Wirewound resistors fare no better, as instead of using the sort of wire materials we might expect in HEA, they consist of alloys of base metals such as nickel and chromium, again with negative TCR compounds as part of their proprietary formulations to produce the desired neutral TCR specification. I mostly avoid the religious wars on cable, fuses, etc., but my experience makes me to allow for the possibility of yielding positive results by employing much improved conductive materials. And instead of a 0.5" or 1" wire in a fuse, consider the very, very many feet that makes up a wirewound resistor.

As one can imagine, reducing the TCR of such heavily positive materials down to 0 or 25, 50, 100, or even 500PPM, typically requires substantial amounts of these negative TCR materials. To anyone who has chased audio cable with increasingly pure levels of copper or silver, say from 99.9% to 99.9999% through the reduction of compounds (what we call impurities) like oxygen in the quest for improved sonic performance, this admittedly must come as more than a shock. Conductive content as part of the overall (conductors, sintering aids, glass, additives, dopants) end product could even drop as low as 5 or 10%, though it’s typically far higher in order to produce a reliable conductive matrix. Products get sold as a series, normally each product representing a decade of resistance 10X higher or lower than the next in the lineup. More conductive products contain more of the conductive material. Less conductive (more resistive) products contain less, up to a point, that is. At some point, a lack of conductive material no longer supports a conductive matrix, and one moves up to a different series, featuring a higher resistance element as its conductor.
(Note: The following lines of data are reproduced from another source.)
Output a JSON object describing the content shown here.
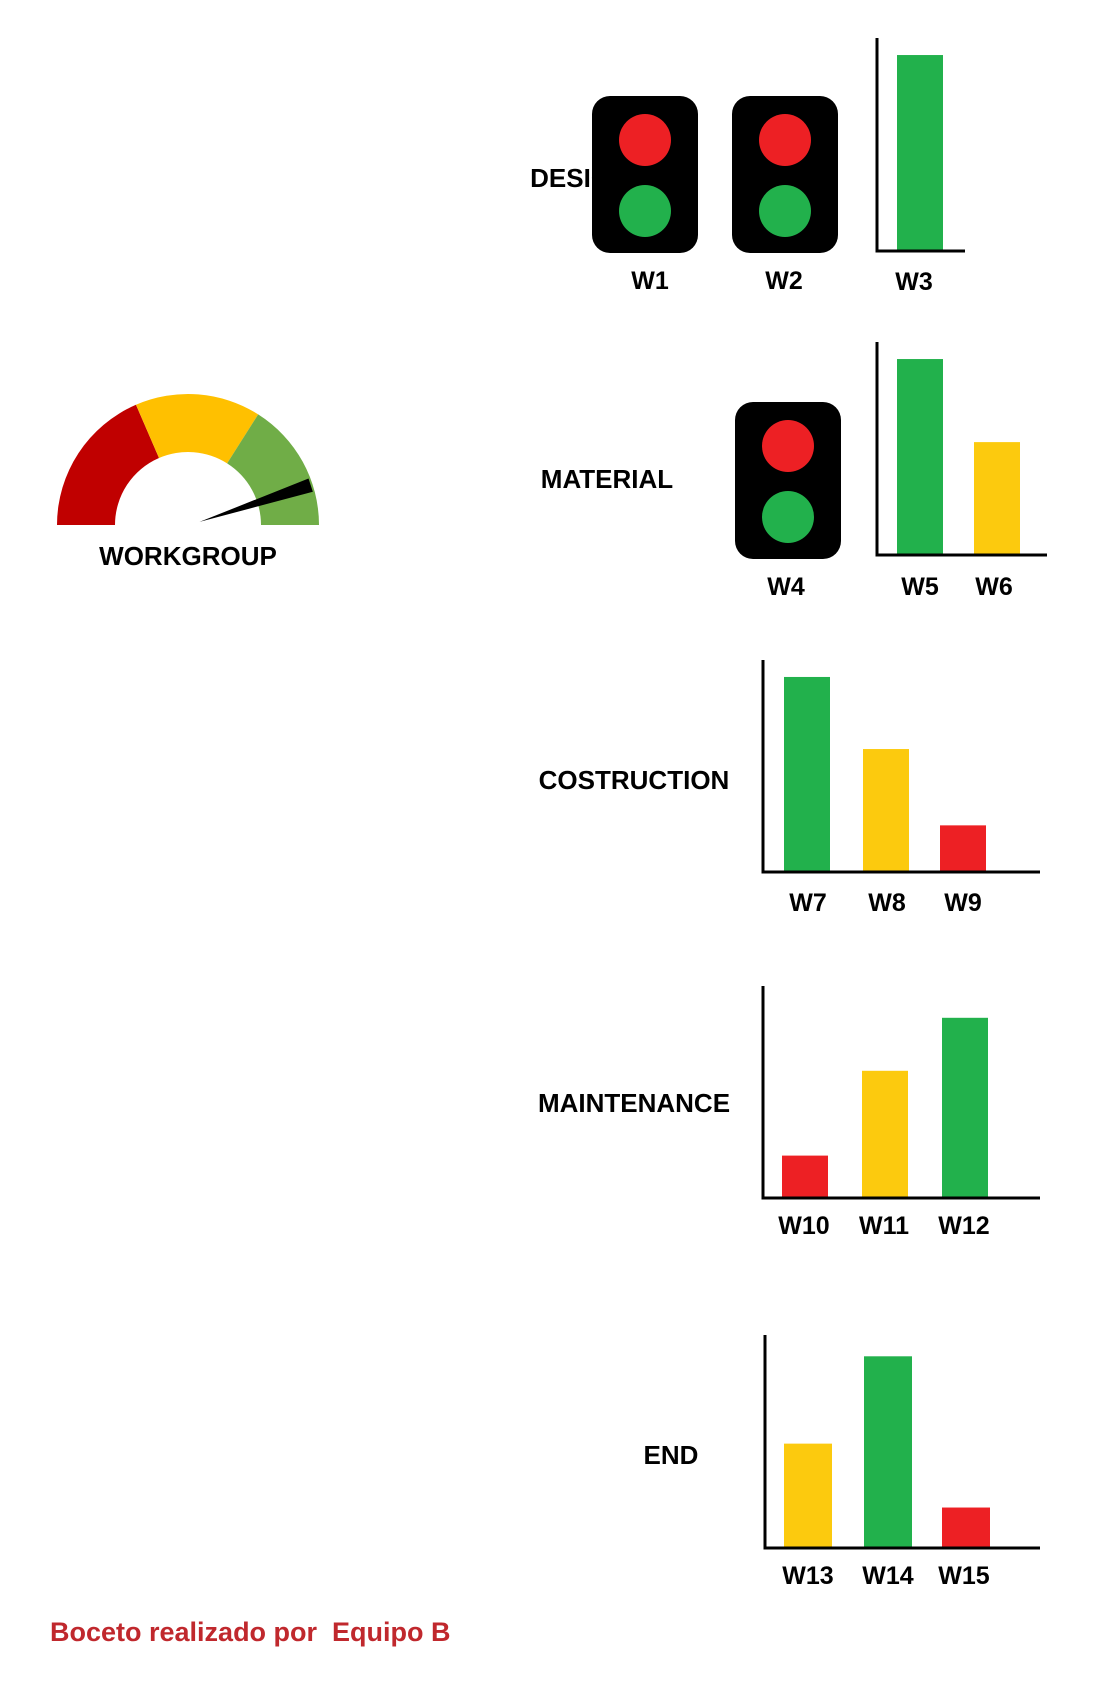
{
  "colors": {
    "red": "#ed2024",
    "yellow": "#fcca0e",
    "green": "#22b14c",
    "gauge_red": "#c00000",
    "gauge_yellow": "#ffc000",
    "gauge_green": "#70ad47",
    "black": "#000000",
    "footer": "#c0282d"
  },
  "gauge": {
    "label": "WORKGROUP",
    "segments": [
      "red",
      "yellow",
      "green"
    ],
    "needle_fraction": 0.9
  },
  "sections": [
    {
      "label": "DESIGN",
      "lights": [
        {
          "label": "W1",
          "top": "red",
          "bottom": "green"
        },
        {
          "label": "W2",
          "top": "red",
          "bottom": "green"
        }
      ],
      "bars": [
        {
          "label": "W3",
          "value": 0.92,
          "color": "green"
        }
      ]
    },
    {
      "label": "MATERIAL",
      "lights": [
        {
          "label": "W4",
          "top": "red",
          "bottom": "green"
        }
      ],
      "bars": [
        {
          "label": "W5",
          "value": 0.92,
          "color": "green"
        },
        {
          "label": "W6",
          "value": 0.53,
          "color": "yellow"
        }
      ]
    },
    {
      "label": "COSTRUCTION",
      "lights": [],
      "bars": [
        {
          "label": "W7",
          "value": 0.92,
          "color": "green"
        },
        {
          "label": "W8",
          "value": 0.58,
          "color": "yellow"
        },
        {
          "label": "W9",
          "value": 0.22,
          "color": "red"
        }
      ]
    },
    {
      "label": "MAINTENANCE",
      "lights": [],
      "bars": [
        {
          "label": "W10",
          "value": 0.2,
          "color": "red"
        },
        {
          "label": "W11",
          "value": 0.6,
          "color": "yellow"
        },
        {
          "label": "W12",
          "value": 0.85,
          "color": "green"
        }
      ]
    },
    {
      "label": "END",
      "lights": [],
      "bars": [
        {
          "label": "W13",
          "value": 0.49,
          "color": "yellow"
        },
        {
          "label": "W14",
          "value": 0.9,
          "color": "green"
        },
        {
          "label": "W15",
          "value": 0.19,
          "color": "red"
        }
      ]
    }
  ],
  "chart_data": {
    "type": "bar",
    "title": "",
    "xlabel": "",
    "ylabel": "",
    "ylim": [
      0,
      1
    ],
    "grid": false,
    "groups": [
      {
        "group": "DESIGN",
        "categories": [
          "W3"
        ],
        "values": [
          0.92
        ],
        "colors": [
          "green"
        ]
      },
      {
        "group": "MATERIAL",
        "categories": [
          "W5",
          "W6"
        ],
        "values": [
          0.92,
          0.53
        ],
        "colors": [
          "green",
          "yellow"
        ]
      },
      {
        "group": "COSTRUCTION",
        "categories": [
          "W7",
          "W8",
          "W9"
        ],
        "values": [
          0.92,
          0.58,
          0.22
        ],
        "colors": [
          "green",
          "yellow",
          "red"
        ]
      },
      {
        "group": "MAINTENANCE",
        "categories": [
          "W10",
          "W11",
          "W12"
        ],
        "values": [
          0.2,
          0.6,
          0.85
        ],
        "colors": [
          "red",
          "yellow",
          "green"
        ]
      },
      {
        "group": "END",
        "categories": [
          "W13",
          "W14",
          "W15"
        ],
        "values": [
          0.49,
          0.9,
          0.19
        ],
        "colors": [
          "yellow",
          "green",
          "red"
        ]
      }
    ]
  },
  "footer": {
    "text": "Boceto realizado por  Equipo B"
  }
}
It may sound less pristine and "right" than we imagined, yet while still leaving out a lot of the details, that’s how resistors get made. Look at electron micrographs of the end result, and some will leave you to wonder how any HEA component using them could ever allow the purity and beauty of the music to pass through without looking like a car wreck.

Does anyone still think resistors are close to "wire"? And is it now even just a little easier to think the pinball trip through these resistors could possibly negatively impact dynamics, or by multiplying their number or complexity of the circuits that employ them could result in same?